No caso da Inditex, a este cenário acresce o facto de, ao estar atualmente cotado em bolsa, o grupo ter “que satisfazer já não apenas o acionista família Ortega [fundadora da empresa], mas um conjunto de acionistas que querem dividendos das suas ações”: “Isto implica uma grande pressão que tem de ser respondida de uma outra maneira, diferente da de há cinco ou dez anos”, sustentou.
Para o diretor geral da ATP, a evolução do setor poderá levar a que, no horizonte de uma década, a quota de Espanha nas exportações do têxtil e vestuário português recue para os 25% ou 26%, embora “mantendo os mesmos valores absolutos”, crescendo as vendas da fileira para mercados que têm evoluído muito positivamente, como a Itália, Holanda, China ou os EUA.
“A grande questão é que as empresas aprendam de vez a lição de nunca ficarem com excesso de dependência relativamente a um cliente ou a um mercado em particular.

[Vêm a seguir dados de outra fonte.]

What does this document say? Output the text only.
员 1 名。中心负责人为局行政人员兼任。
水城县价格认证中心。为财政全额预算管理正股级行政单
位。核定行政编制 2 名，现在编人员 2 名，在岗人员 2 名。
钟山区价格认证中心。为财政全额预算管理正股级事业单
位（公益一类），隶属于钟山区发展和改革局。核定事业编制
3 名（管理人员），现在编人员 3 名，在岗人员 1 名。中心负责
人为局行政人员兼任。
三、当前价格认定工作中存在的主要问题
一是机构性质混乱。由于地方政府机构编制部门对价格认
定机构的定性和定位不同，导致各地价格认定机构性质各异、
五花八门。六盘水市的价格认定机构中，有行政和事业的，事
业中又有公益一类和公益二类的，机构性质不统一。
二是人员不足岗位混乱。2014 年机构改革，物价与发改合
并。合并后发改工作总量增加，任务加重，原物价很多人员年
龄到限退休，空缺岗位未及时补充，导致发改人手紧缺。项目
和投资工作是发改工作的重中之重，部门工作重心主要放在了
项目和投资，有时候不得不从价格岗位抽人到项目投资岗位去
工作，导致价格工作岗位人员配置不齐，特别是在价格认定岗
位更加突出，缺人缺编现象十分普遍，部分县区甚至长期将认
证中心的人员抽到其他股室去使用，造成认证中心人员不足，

Mais uma vez, a história repetiu-se com algumas delas, sobretudo as mais pequenas, que tiveram de encerrar, mas a minha convicção é que não é isso que vai afetar de uma forma violenta, ou pelo menos dramática, um setor que hoje em dia tem outros argumentos, alternativas e mercados e outra forma de reagir na procura de outros clientes”, considera.
A grande questão é que as empresas aprendam de vez a lição de nunca ficarem com excesso de dependência relativamente a um cliente ou a um mercado em particular. Mais uma vez, a história repetiu-se com algumas delas.
Quanto às exportações para Espanha, Paulo Vaz acredita que “têm ainda potencial para crescer”, até porque este mercado “está a ser berço de um conjunto de novas marcas muito orientadas para a sustentabilidade”, em oposição ao “excesso de homogeneização que se encontrou em modelos de ‘fast fashion’ como a Inditex”.